You may be sceptical about this and I know that many are keen on either Indexing to avoid the risk of picking and paying for an active fund manager who then goes onto under perform. I'm sure that many hit by the Woodford fall out will be feeling that way. Indeed even the IT structure of his Patient Capital Trust didn't save investors from his poor strategy, highlighting the need to understand the risks that managers are running when selecting a fund to invest in.
Talking of risks, others I know prefer to go it alone and go their own way, often with very focused or concentrated portfolios, which is fine when things go well but could be painful when things don't. Indeed I have done that successfully myself in the past (although I'm more diversified these days) but I have been doing it in recent years with the Compound Income Scores Portfolio.

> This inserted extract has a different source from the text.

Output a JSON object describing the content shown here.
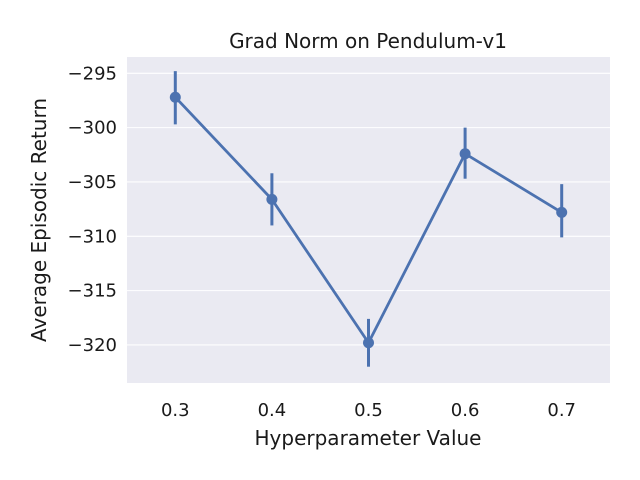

This has out performed well over 4 and half years or so that it has been going (see here for details) but that has not been without some volatility along the way, although the rewards have been more than adequate to compensate for that. If you're interested in trying that yourself you can read how you can gain access to the Scores here if you'd like to use them to help you run your own income portfolio.
Aside from that the other way to go, apart from Index Trackers, would I suggest be a portfolio of quality IT's to give you a diversified and less volatile ride (than a concentrated portfolio) with a decent chance of income growth on top from a selection of the well know Investment Trust Dividend Heroes as they are known as they have grown their dividends for decades. Again see the image below from Money Observer for details of these and you can read the full article here if that is of any interest. Again you would need to investigate the strategy pursued by the manager and the markets they invest in to make sure you are comfortable with the risks they are taking.
Whatever you are doing or if you decide to go your own way or invest in Heroes, however you decide to invest in the future, watch how you go in these interesting times.